Abstract 2160
Background
Programmed cell death-1 (PD-1) inhibits T-cell activation. Blocking the PD-1/programmed cell death ligand 1/2 (PD-L1/2) axis has an acceptable safety profile, induces antitumor responses, and provides clinical benefit across tumors. MEDI0680 is a humanized IgG4κ mAb specific for human PD-1 that blocks interaction with PD-L1/2.
Methods
This is an ongoing Phase 1, multicenter, open-label, first-in-human, dose-escalation and expansion study of single-agent MEDI0680 in immunotherapy-naïve pts with advanced solid tumors. Primary objectives are safety/tolerability and maximum tolerated dose (MTD). Secondary objectives include pharmacokinetics (PK), pharmacodynamics (PD) and antitumor activity (modified RECIST v1.1).
Results
As of 2 Nov 2015, 58 pts have enrolled across 9 cohorts (0.1–20 mg/kg given Q3W, Q2W, QWx2 then Q2W, or QWx4 then Q2W). MTD was not reached. Treatment-related AEs occurred in 46 pts; most common (>10%) were fatigue (21%), nausea (14%) and arthralgia (14%). Related Grade 3/4 AEs occurred in 10 pts; most common (>1 pt) were anemia, arthralgia and increased AST (3% each). 2 pts discontinued due to related AEs: pyrexia in 1 pt; and increased AST, myasthenia gravis and myositis in 1 pt. There were no Grade 5 related AEs. MEDI0680 had a linear PK profile with dose-proportional increases in peak serum concentration. Median PD-1 receptor occupancy on CD3+ T cells was ≥70% after 1 cycle of 10 or 20 mg/kg Q2W. Increased percentages of Ki67 + , ICOS+ and HLA-DR+ T cells; increased levels of plasma IFNɣ; and enhanced intra-tumor gene expression for these factors were seen after treatment, demonstrating biological activity of MEDI0680. Of 51 evaluable pts, 9 (18%) had an objective response (8 had renal cancer or melanoma), including 1 (2%) complete response (renal cancer). 14 (28%) pts had stable disease as their best response. The recommended dose is 20 mg/kg Q2W, based on PK, PD, safety and efficacy.
Conclusions
MEDI0680 has an acceptable safety profile, with preliminary signs of efficacy. A Phase 1 combination study with durvalumab to test the concept of complete PD-1/PD-L1 axis blockade is ongoing in advanced solid tumors.
Clinical trial identification
NCT02013804 (release date: December 12, 2013)

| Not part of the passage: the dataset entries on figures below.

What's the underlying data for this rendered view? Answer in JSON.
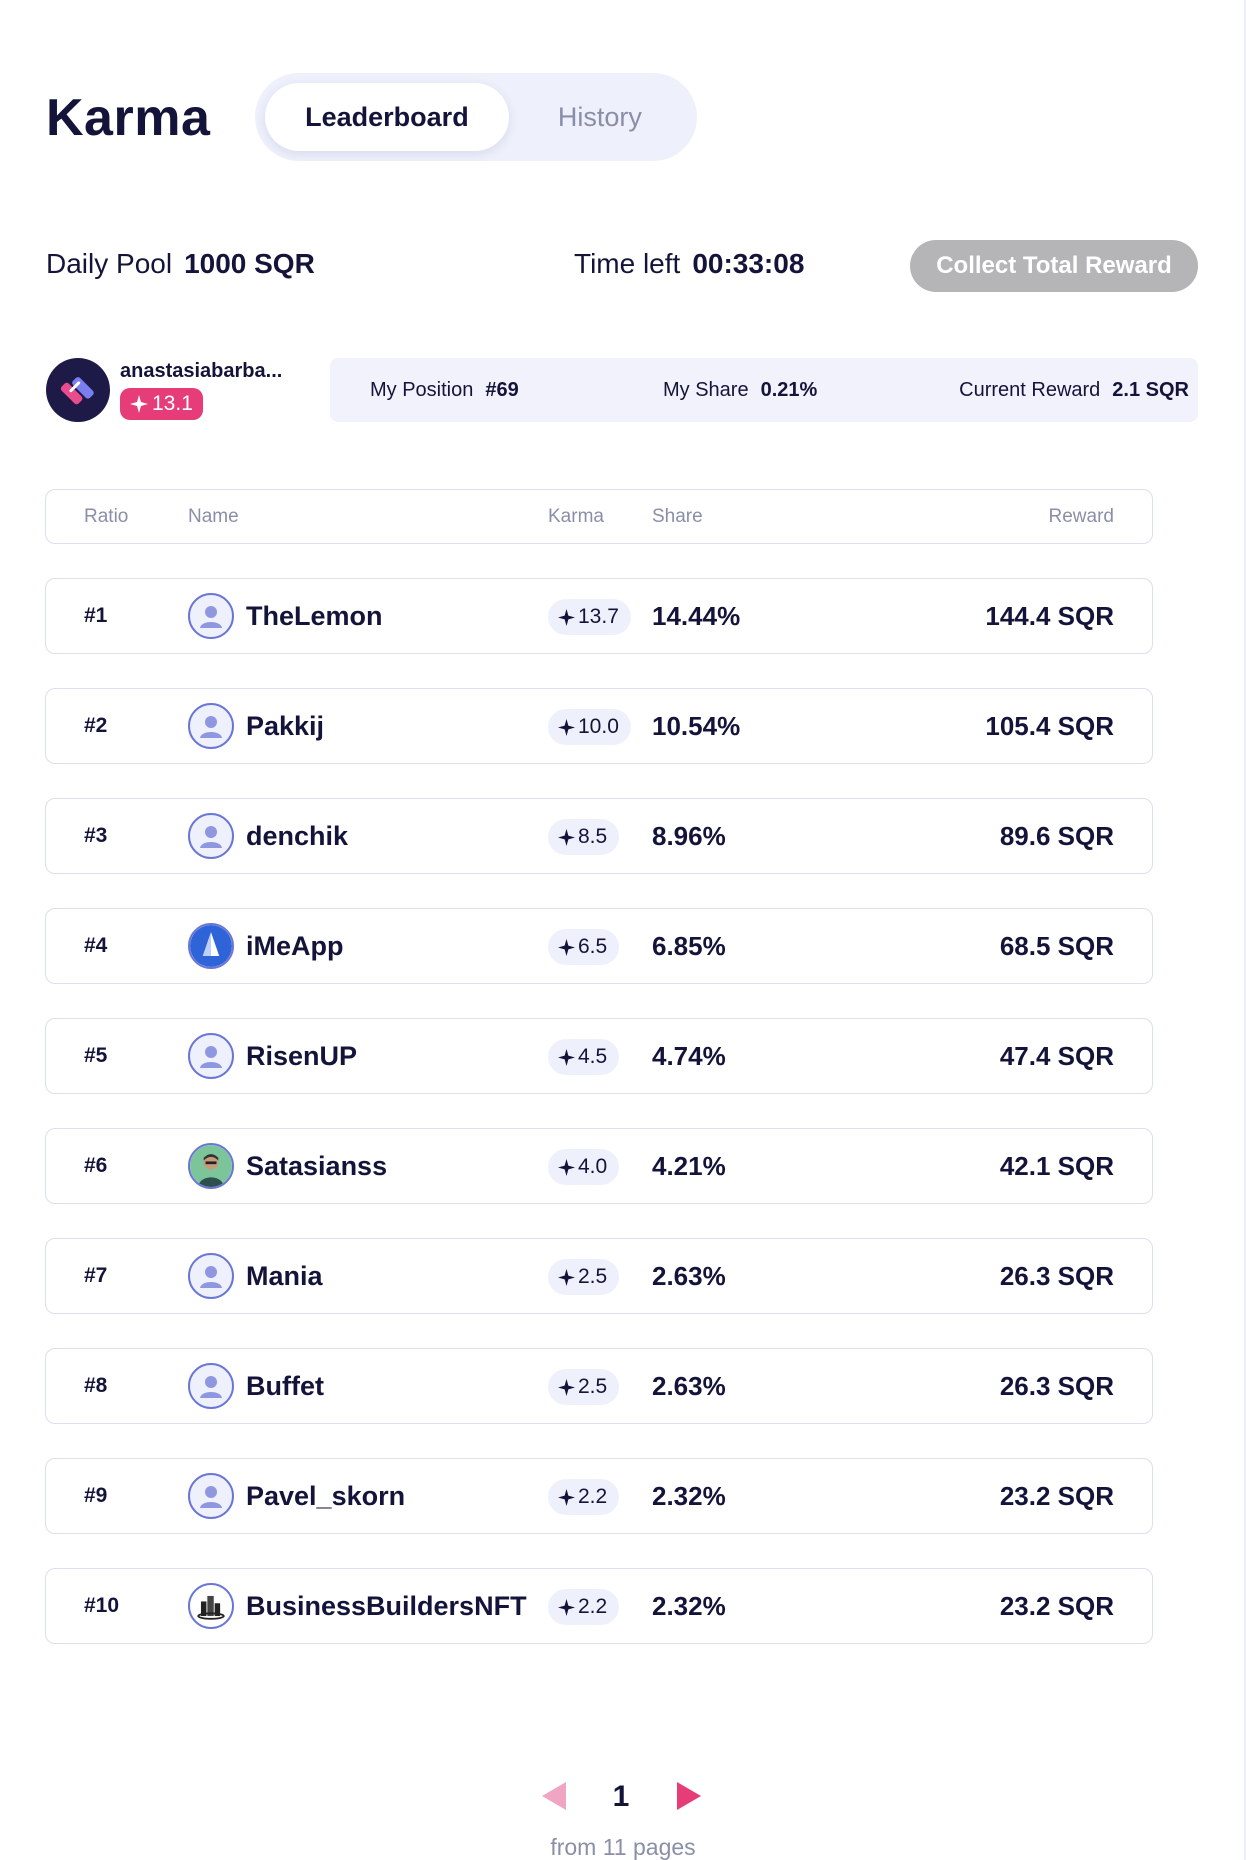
{
  "header": {
    "title": "Karma",
    "tabs": [
      {
        "label": "Leaderboard",
        "active": true
      },
      {
        "label": "History",
        "active": false
      }
    ]
  },
  "pool": {
    "daily_pool_label": "Daily Pool",
    "daily_pool_value": "1000 SQR",
    "time_left_label": "Time left",
    "time_left_value": "00:33:08",
    "collect_button": "Collect Total Reward"
  },
  "user": {
    "name": "anastasiabarba...",
    "karma": "13.1",
    "stats": {
      "position_label": "My Position",
      "position_value": "#69",
      "share_label": "My Share",
      "share_value": "0.21%",
      "reward_label": "Current Reward",
      "reward_value": "2.1 SQR"
    }
  },
  "table": {
    "headers": {
      "ratio": "Ratio",
      "name": "Name",
      "karma": "Karma",
      "share": "Share",
      "reward": "Reward"
    },
    "rows": [
      {
        "rank": "#1",
        "name": "TheLemon",
        "karma": "13.7",
        "share": "14.44%",
        "reward": "144.4 SQR",
        "avatar": "default-user-icon"
      },
      {
        "rank": "#2",
        "name": "Pakkij",
        "karma": "10.0",
        "share": "10.54%",
        "reward": "105.4 SQR",
        "avatar": "default-user-icon"
      },
      {
        "rank": "#3",
        "name": "denchik",
        "karma": "8.5",
        "share": "8.96%",
        "reward": "89.6 SQR",
        "avatar": "default-user-icon"
      },
      {
        "rank": "#4",
        "name": "iMeApp",
        "karma": "6.5",
        "share": "6.85%",
        "reward": "68.5 SQR",
        "avatar": "sail-logo-icon"
      },
      {
        "rank": "#5",
        "name": "RisenUP",
        "karma": "4.5",
        "share": "4.74%",
        "reward": "47.4 SQR",
        "avatar": "default-user-icon"
      },
      {
        "rank": "#6",
        "name": "Satasianss",
        "karma": "4.0",
        "share": "4.21%",
        "reward": "42.1 SQR",
        "avatar": "photo-avatar"
      },
      {
        "rank": "#7",
        "name": "Mania",
        "karma": "2.5",
        "share": "2.63%",
        "reward": "26.3 SQR",
        "avatar": "default-user-icon"
      },
      {
        "rank": "#8",
        "name": "Buffet",
        "karma": "2.5",
        "share": "2.63%",
        "reward": "26.3 SQR",
        "avatar": "default-user-icon"
      },
      {
        "rank": "#9",
        "name": "Pavel_skorn",
        "karma": "2.2",
        "share": "2.32%",
        "reward": "23.2 SQR",
        "avatar": "default-user-icon"
      },
      {
        "rank": "#10",
        "name": "BusinessBuildersNFT",
        "karma": "2.2",
        "share": "2.32%",
        "reward": "23.2 SQR",
        "avatar": "building-logo-icon"
      }
    ]
  },
  "pagination": {
    "current_page": "1",
    "total_label": "from 11 pages"
  },
  "colors": {
    "text": "#14143a",
    "muted": "#8a8ea8",
    "accent_pink": "#e63d79",
    "surface": "#eef0fb",
    "disabled_button": "#b5b5b8",
    "avatar_border": "#6a76d6"
  }
}
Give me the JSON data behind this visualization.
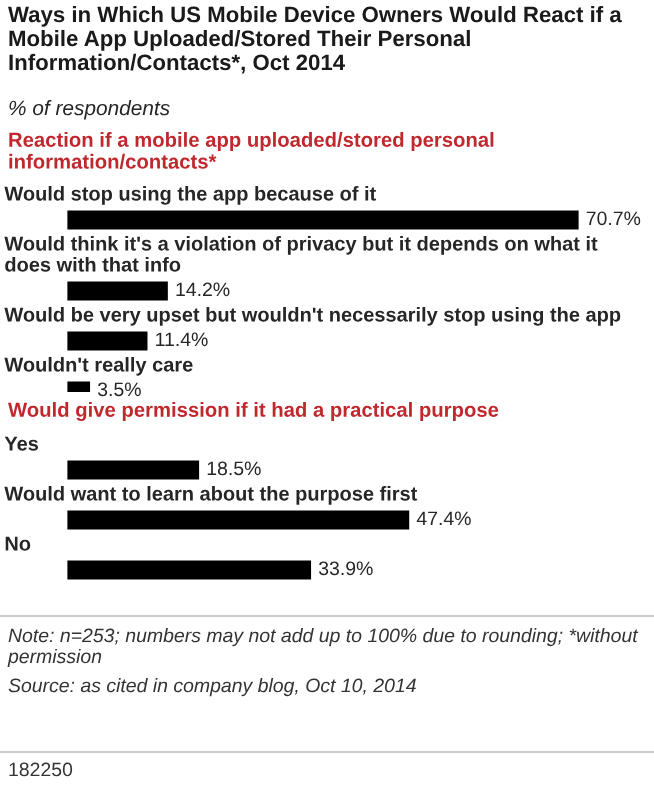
{
  "chart_data": [
    {
      "type": "bar",
      "orientation": "horizontal",
      "title": "Ways in Which US Mobile Device Owners Would React if a Mobile App Uploaded/Stored Their Personal Information/Contacts*, Oct 2014",
      "subtitle": "% of respondents",
      "annotations": [
        "Reaction if a mobile app uploaded/stored personal information/contacts*"
      ],
      "categories": [
        "Would stop using the app because of it",
        "Would think it's a violation of privacy but it depends on what it does with that info",
        "Would be very upset but wouldn't necessarily stop using the app",
        "Wouldn't really care"
      ],
      "values": [
        70.7,
        14.2,
        11.4,
        3.5
      ],
      "value_labels": [
        "70.7%",
        "14.2%",
        "11.4%",
        "3.5%"
      ],
      "color": "#000000"
    },
    {
      "type": "bar",
      "orientation": "horizontal",
      "annotations": [
        "Would give permission if it had a practical purpose",
        "Note: n=253; numbers may not add up to 100% due to rounding; *without permission",
        "Source: as cited in company blog, Oct 10, 2014",
        "182250"
      ],
      "categories": [
        "Yes",
        "Would want to learn about the purpose first",
        "No"
      ],
      "values": [
        18.5,
        47.4,
        33.9
      ],
      "value_labels": [
        "18.5%",
        "47.4%",
        "33.9%"
      ],
      "color": "#000000"
    }
  ]
}
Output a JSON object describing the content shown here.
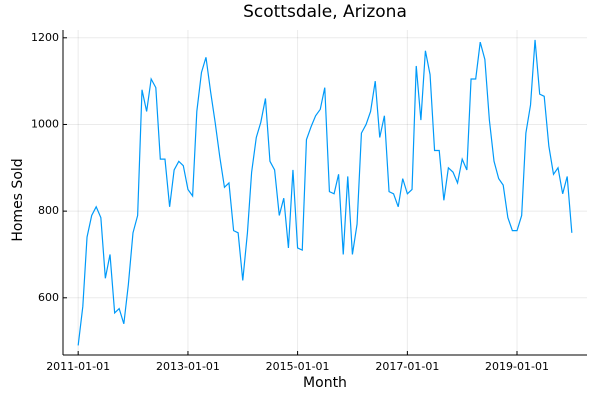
{
  "chart_data": {
    "type": "line",
    "title": "Scottsdale, Arizona",
    "x_label": "Month",
    "y_label": "Homes Sold",
    "x": [
      "2011-01-01",
      "2011-02-01",
      "2011-03-01",
      "2011-04-01",
      "2011-05-01",
      "2011-06-01",
      "2011-07-01",
      "2011-08-01",
      "2011-09-01",
      "2011-10-01",
      "2011-11-01",
      "2011-12-01",
      "2012-01-01",
      "2012-02-01",
      "2012-03-01",
      "2012-04-01",
      "2012-05-01",
      "2012-06-01",
      "2012-07-01",
      "2012-08-01",
      "2012-09-01",
      "2012-10-01",
      "2012-11-01",
      "2012-12-01",
      "2013-01-01",
      "2013-02-01",
      "2013-03-01",
      "2013-04-01",
      "2013-05-01",
      "2013-06-01",
      "2013-07-01",
      "2013-08-01",
      "2013-09-01",
      "2013-10-01",
      "2013-11-01",
      "2013-12-01",
      "2014-01-01",
      "2014-02-01",
      "2014-03-01",
      "2014-04-01",
      "2014-05-01",
      "2014-06-01",
      "2014-07-01",
      "2014-08-01",
      "2014-09-01",
      "2014-10-01",
      "2014-11-01",
      "2014-12-01",
      "2015-01-01",
      "2015-02-01",
      "2015-03-01",
      "2015-04-01",
      "2015-05-01",
      "2015-06-01",
      "2015-07-01",
      "2015-08-01",
      "2015-09-01",
      "2015-10-01",
      "2015-11-01",
      "2015-12-01",
      "2016-01-01",
      "2016-02-01",
      "2016-03-01",
      "2016-04-01",
      "2016-05-01",
      "2016-06-01",
      "2016-07-01",
      "2016-08-01",
      "2016-09-01",
      "2016-10-01",
      "2016-11-01",
      "2016-12-01",
      "2017-01-01",
      "2017-02-01",
      "2017-03-01",
      "2017-04-01",
      "2017-05-01",
      "2017-06-01",
      "2017-07-01",
      "2017-08-01",
      "2017-09-01",
      "2017-10-01",
      "2017-11-01",
      "2017-12-01",
      "2018-01-01",
      "2018-02-01",
      "2018-03-01",
      "2018-04-01",
      "2018-05-01",
      "2018-06-01",
      "2018-07-01",
      "2018-08-01",
      "2018-09-01",
      "2018-10-01",
      "2018-11-01",
      "2018-12-01",
      "2019-01-01",
      "2019-02-01",
      "2019-03-01",
      "2019-04-01",
      "2019-05-01",
      "2019-06-01",
      "2019-07-01",
      "2019-08-01",
      "2019-09-01",
      "2019-10-01",
      "2019-11-01",
      "2019-12-01",
      "2020-01-01"
    ],
    "series": [
      {
        "color": "#009af9",
        "values": [
          490,
          580,
          740,
          790,
          810,
          785,
          645,
          700,
          565,
          575,
          540,
          630,
          750,
          790,
          1080,
          1030,
          1105,
          1085,
          920,
          920,
          810,
          895,
          915,
          905,
          850,
          835,
          1030,
          1120,
          1155,
          1075,
          1005,
          925,
          855,
          865,
          755,
          750,
          640,
          750,
          890,
          970,
          1005,
          1060,
          915,
          895,
          790,
          830,
          715,
          895,
          715,
          710,
          965,
          995,
          1020,
          1035,
          1085,
          845,
          840,
          885,
          700,
          880,
          700,
          770,
          980,
          1000,
          1030,
          1100,
          970,
          1020,
          845,
          840,
          810,
          875,
          840,
          850,
          1135,
          1010,
          1170,
          1115,
          940,
          940,
          825,
          900,
          890,
          865,
          920,
          895,
          1105,
          1105,
          1190,
          1150,
          1010,
          915,
          875,
          860,
          785,
          755,
          755,
          790,
          980,
          1045,
          1195,
          1070,
          1065,
          950,
          885,
          900,
          840,
          880,
          750
        ]
      }
    ],
    "xlim": [
      "2010-09-22",
      "2020-04-11"
    ],
    "xticks": [
      "2011-01-01",
      "2013-01-01",
      "2015-01-01",
      "2017-01-01",
      "2019-01-01"
    ],
    "ylim": [
      468,
      1218
    ],
    "yticks": [
      600,
      800,
      1000,
      1200
    ],
    "grid": true
  }
}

Legal entity responsible for the study
MedImmune
Funding
MedImmune
Disclosure
A. Naing: Research funding: NCI; EMD Serono; Medimmune; Healios Onc. Nutrition, ATTEROCOR; Amplimmune; ARMO BioSciences; Karyopharm Therapeutics; Incyte; Novartis. B. Curti: Honoraria: Prometheus Speaker Bureau: Prometheus Research funding: Prometheus, Viralytics, Galectin Therapeutics Travel, accommodation, expenses: BMS, Medimmune, AgonOx, Prometheus. J.P. Eder: Honoraria: Merck. S. Marshall: Employment and stock options: Medimmune, Amplimmune. C. Morehouse: Employment: Medimmune Stock/ownership: Medimmune (AstraZeneca). X. Li: Employment: MedImmune. J.J. Karakunnel: Employee of MedImmune and own stock or options in AstraZeneca. Also an employee of MedStar Montgomery Medical Center and Fauquier Hospital. J. Infante: Consulting/advisory: MedImmune Research funding: MedImmune. All other authors have declared no conflicts of interest.